Prof. Gastón Espinosa publishes book on global Pentecostalism

Gaston Espinosa w-tie

PROFESSOR GASTÓN ESPINOSA PUBLISHES WILLIAM J. SEYMOUR AND THE ORIGINS OF GLOBAL PENTECOSTALISM: A BIOGRAPHY AND DOCUMENTARY HISTORY

Professor Gastón Espinosa, one of the world’s foremost scholars on global Pentecostalism, announced the publication of a new book on the subject, through a biography and documentary history of William J. Seymour (1870-1922), an African-American religious founder and leader of enormous global influence who lived in Los Angeles, California in the early twentieth century. The Claremont McKenna College scholar provides unprecedented insights, using primary sources, in this new work.

"This masterpiece of historical scholarship makes a compelling case for the unparalleled importance of William Seymour and the Azusa Street revival to the foundational period of U.S. and global Pentecostalism,” said Dr. Candy Gunther Brown, professor of religious studies at Indiana University. “The book is revisionist history in the very best sense of the term—restoring Seymour to his deserved place as the single most important leader in Pentecostal origins.  It is sufficiently concise and accessibly, indeed beautifully, written to serve as an ideal introduction to those new to Pentecostalism, while also challenging specialists to rethink interpretations that have become accepted doctrines. This book is essential for understanding Pentecostalism.”
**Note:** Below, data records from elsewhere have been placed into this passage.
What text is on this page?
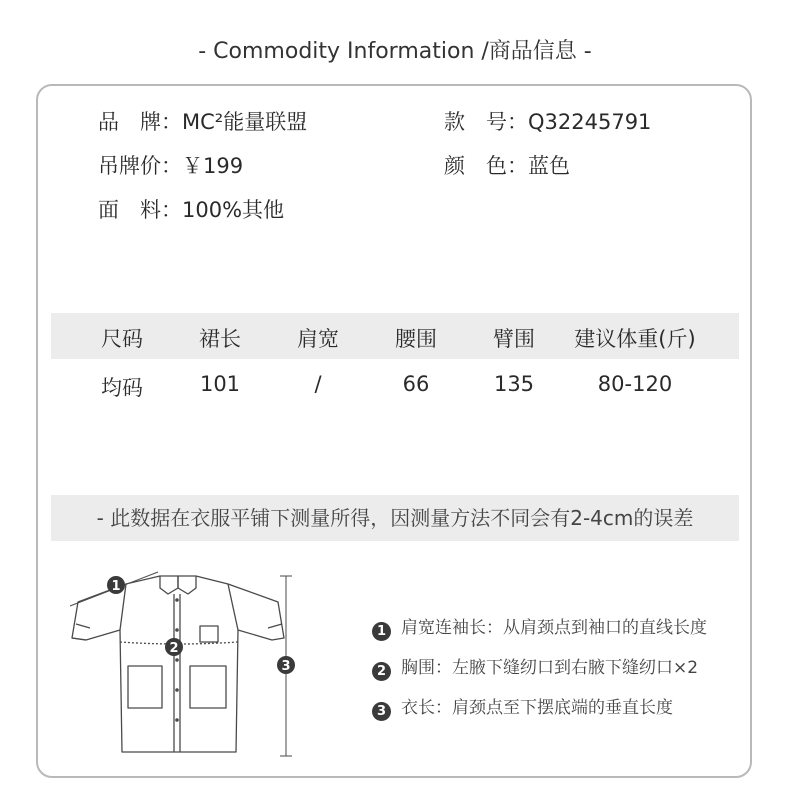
- Commodity Information /商品信息 -
品　牌：MC²能量联盟	款　号：Q32245791
吊牌价：￥199	颜　色：蓝色
面　料：100%其他
尺码	裙长	肩宽	腰围	臂围	建议体重(斤)
均码	101	/	66	135	80-120
- 此数据在衣服平铺下测量所得，因测量方法不同会有2-4cm的误差
1
2
3
1 肩宽连袖长：从肩颈点到袖口的直线长度
2 胸围：左腋下缝纫口到右腋下缝纫口×2
3 衣长：肩颈点至下摆底端的垂直长度
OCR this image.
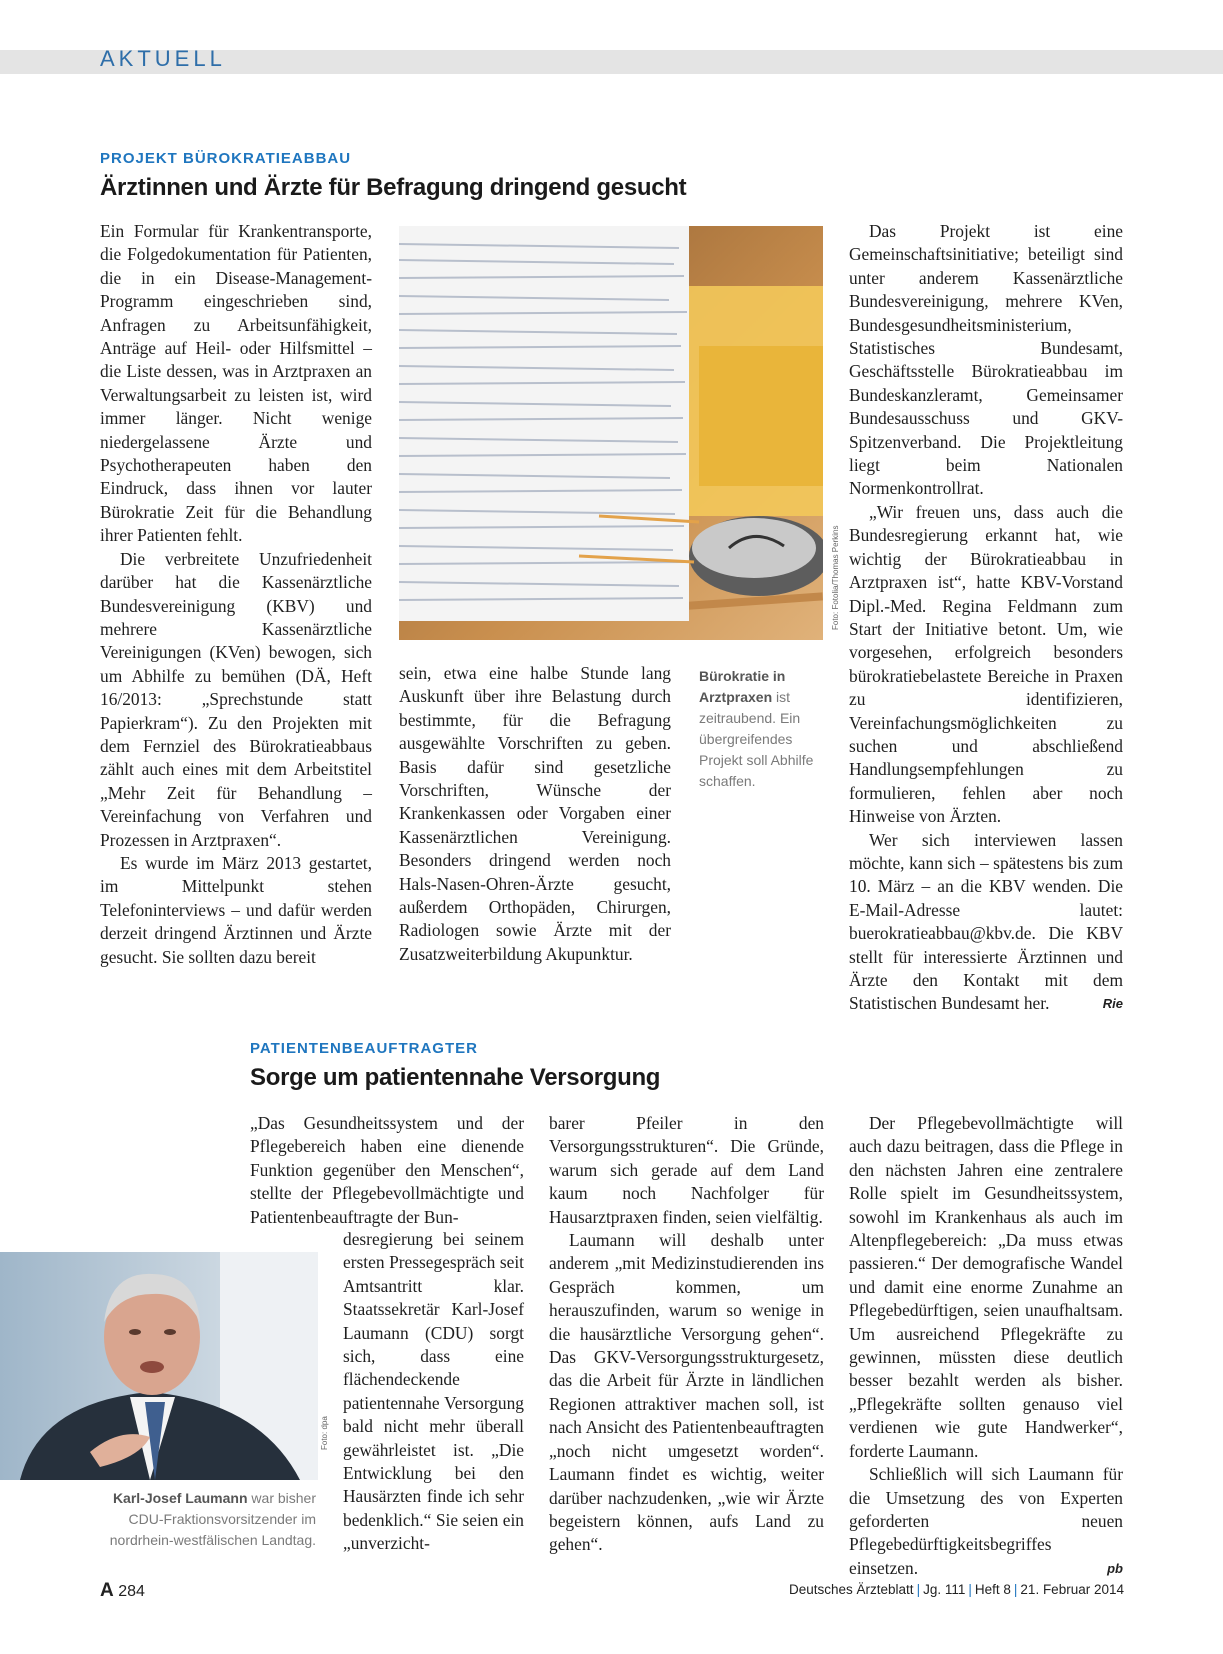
AKTUELL
PROJEKT BÜROKRATIEABBAU
Ärztinnen und Ärzte für Befragung dringend gesucht

Ein Formular für Krankentransporte, die Folgedokumentation für Patienten, die in ein Disease-Management-Programm eingeschrieben sind, Anfragen zu Arbeitsunfähigkeit, Anträge auf Heil- oder Hilfsmittel – die Liste dessen, was in Arztpraxen an Verwaltungsarbeit zu leisten ist, wird immer länger. Nicht wenige niedergelassene Ärzte und Psychotherapeuten haben den Eindruck, dass ihnen vor lauter Bürokratie Zeit für die Behandlung ihrer Patienten fehlt.

Die verbreitete Unzufriedenheit darüber hat die Kassenärztliche Bundesvereinigung (KBV) und mehrere Kassenärztliche Vereinigungen (KVen) bewogen, sich um Abhilfe zu bemühen (DÄ, Heft 16/2013: „Sprechstunde statt Papierkram“). Zu den Projekten mit dem Fernziel des Bürokratieabbaus zählt auch eines mit dem Arbeitstitel „Mehr Zeit für Behandlung – Vereinfachung von Verfahren und Prozessen in Arztpraxen“.

Es wurde im März 2013 gestartet, im Mittelpunkt stehen Telefoninterviews – und dafür werden derzeit dringend Ärztinnen und Ärzte gesucht. Sie sollten dazu bereit

Foto: Fotolia/Thomas Perkins

sein, etwa eine halbe Stunde lang Auskunft über ihre Belastung durch bestimmte, für die Befragung ausgewählte Vorschriften zu geben. Basis dafür sind gesetzliche Vorschriften, Wünsche der Krankenkassen oder Vorgaben einer Kassenärztlichen Vereinigung. Besonders dringend werden noch Hals-Nasen-Ohren-Ärzte gesucht, außerdem Orthopäden, Chirurgen, Radiologen sowie Ärzte mit der Zusatzweiterbildung Akupunktur.

Bürokratie in Arztpraxen ist zeitraubend. Ein übergreifendes Projekt soll Abhilfe schaffen.

Das Projekt ist eine Gemeinschaftsinitiative; beteiligt sind unter anderem Kassenärztliche Bundesvereinigung, mehrere KVen, Bundesgesundheitsministerium, Statistisches Bundesamt, Geschäftsstelle Bürokratieabbau im Bundeskanzleramt, Gemeinsamer Bundesausschuss und GKV-Spitzenverband. Die Projektleitung liegt beim Nationalen Normenkontrollrat.

„Wir freuen uns, dass auch die Bundesregierung erkannt hat, wie wichtig der Bürokratieabbau in Arztpraxen ist“, hatte KBV-Vorstand Dipl.-Med. Regina Feldmann zum Start der Initiative betont. Um, wie vorgesehen, erfolgreich besonders bürokratiebelastete Bereiche in Praxen zu identifizieren, Vereinfachungsmöglichkeiten zu suchen und abschließend Handlungsempfehlungen zu formulieren, fehlen aber noch Hinweise von Ärzten.

Wer sich interviewen lassen möchte, kann sich – spätestens bis zum 10. März – an die KBV wenden. Die E-Mail-Adresse lautet: buerokratieabbau@kbv.de. Die KBV stellt für interessierte Ärztinnen und Ärzte den Kontakt mit dem Statistischen Bundesamt her.	Rie

PATIENTENBEAUFTRAGTER
Sorge um patientennahe Versorgung

„Das Gesundheitssystem und der Pflegebereich haben eine dienende Funktion gegenüber den Menschen“, stellte der Pflegebevollmächtigte und Patientenbeauftragte der Bun-

Foto: dpa
Karl-Josef Laumann war bisher CDU-Fraktionsvorsitzender im nordrhein-westfälischen Landtag.

desregierung bei seinem ersten Pressegespräch seit Amtsantritt klar. Staatssekretär Karl-Josef Laumann (CDU) sorgt sich, dass eine flächendeckende patientennahe Versorgung bald nicht mehr überall gewährleistet ist. „Die Entwicklung bei den Hausärzten finde ich sehr bedenklich.“ Sie seien ein „unverzicht-

barer Pfeiler in den Versorgungsstrukturen“. Die Gründe, warum sich gerade auf dem Land kaum noch Nachfolger für Hausarztpraxen finden, seien vielfältig.

Laumann will deshalb unter anderem „mit Medizinstudierenden ins Gespräch kommen, um herauszufinden, warum so wenige in die hausärztliche Versorgung gehen“. Das GKV-Versorgungsstrukturgesetz, das die Arbeit für Ärzte in ländlichen Regionen attraktiver machen soll, ist nach Ansicht des Patientenbeauftragten „noch nicht umgesetzt worden“. Laumann findet es wichtig, weiter darüber nachzudenken, „wie wir Ärzte begeistern können, aufs Land zu gehen“.

Der Pflegebevollmächtigte will auch dazu beitragen, dass die Pflege in den nächsten Jahren eine zentralere Rolle spielt im Gesundheitssystem, sowohl im Krankenhaus als auch im Altenpflegebereich: „Da muss etwas passieren.“ Der demografische Wandel und damit eine enorme Zunahme an Pflegebedürftigen, seien unaufhaltsam. Um ausreichend Pflegekräfte zu gewinnen, müssten diese deutlich besser bezahlt werden als bisher. „Pflegekräfte sollten genauso viel verdienen wie gute Handwerker“, forderte Laumann.

Schließlich will sich Laumann für die Umsetzung des von Experten geforderten neuen Pflegebedürftigkeitsbegriffes einsetzen.	pb

A 284	Deutsches Ärzteblatt | Jg. 111 | Heft 8 | 21. Februar 2014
Espinosa pays particular attention to race relations and theories on global Pentecostal origins. He argues that Seymour created a transgressive social and racial space at his Azusa Street Revival (1906-09) in Los Angeles wherein people cross otherwise socially, racially, and denominationally prohibited and/or stigmatized practices in Jim Crow America. His “fragmentation thesis” for global Pentecostal origins and expansion argues that the Pentecostal tendency to invoke direct unmediated revelatory experiences with the Holy Spirit, allowed ordinary people to break free from existing denominations to start their own movements. This helps to explain why its one of the fastest growing religious movements in the world today, numbering an estimated 614 million people.

"This book marks a watershed in scholarship about the origins and early spread of Pentecostal faith and fire around the world. Espinosa's illuminating historical portrait of the one-eyed preacher and spiritual giant, William Seymour, is joined to an invaluable documentary history of theological topics and the drama of the Azusa Street revival movement,” said Dr. Davíd Carrasco, professor of Latin American religions at Harvard Divinity School. “Espinosa has presented a truly multicultural portrait with early testimonies from Mexican-American, African-American, U.S. and European voices. Not by might, but by Espinosa’s deep historical work and balanced insights, will readers come to grasp the fuller human story of this twentieth century reformation story."

The book includes 104 primary sources, including all of Seymour’s extant writings in full and without alteration, including those by his critics. To recapture the revival’s diversity and global interest, the book also includes testimonies from black, Latino, Swedish, and Irish communities, along with first-hand accounts from the missionaries and leaders who spread Seymour’s vision of Pentecostalism globally. The publication of the book was supported by a grant from the Gould Center for Humanistic Studies.

Dr. Gastón Espinosa specializes in American religious history and Latino religions and politics. He is the author of Latino Pentecostals in America: Faith and Politics in Action (Harvard University Press, June 2014) and is the recipient of the National Humanities Fellowship, the Northwestern University Andrew W. Mellon Postdoctoral Fellowship, and the Dartmouth College César Chávez Fellowship. He is the Arthur V. Stoughton Associate Professor of religious studies at Claremont McKenna College in Claremont, California.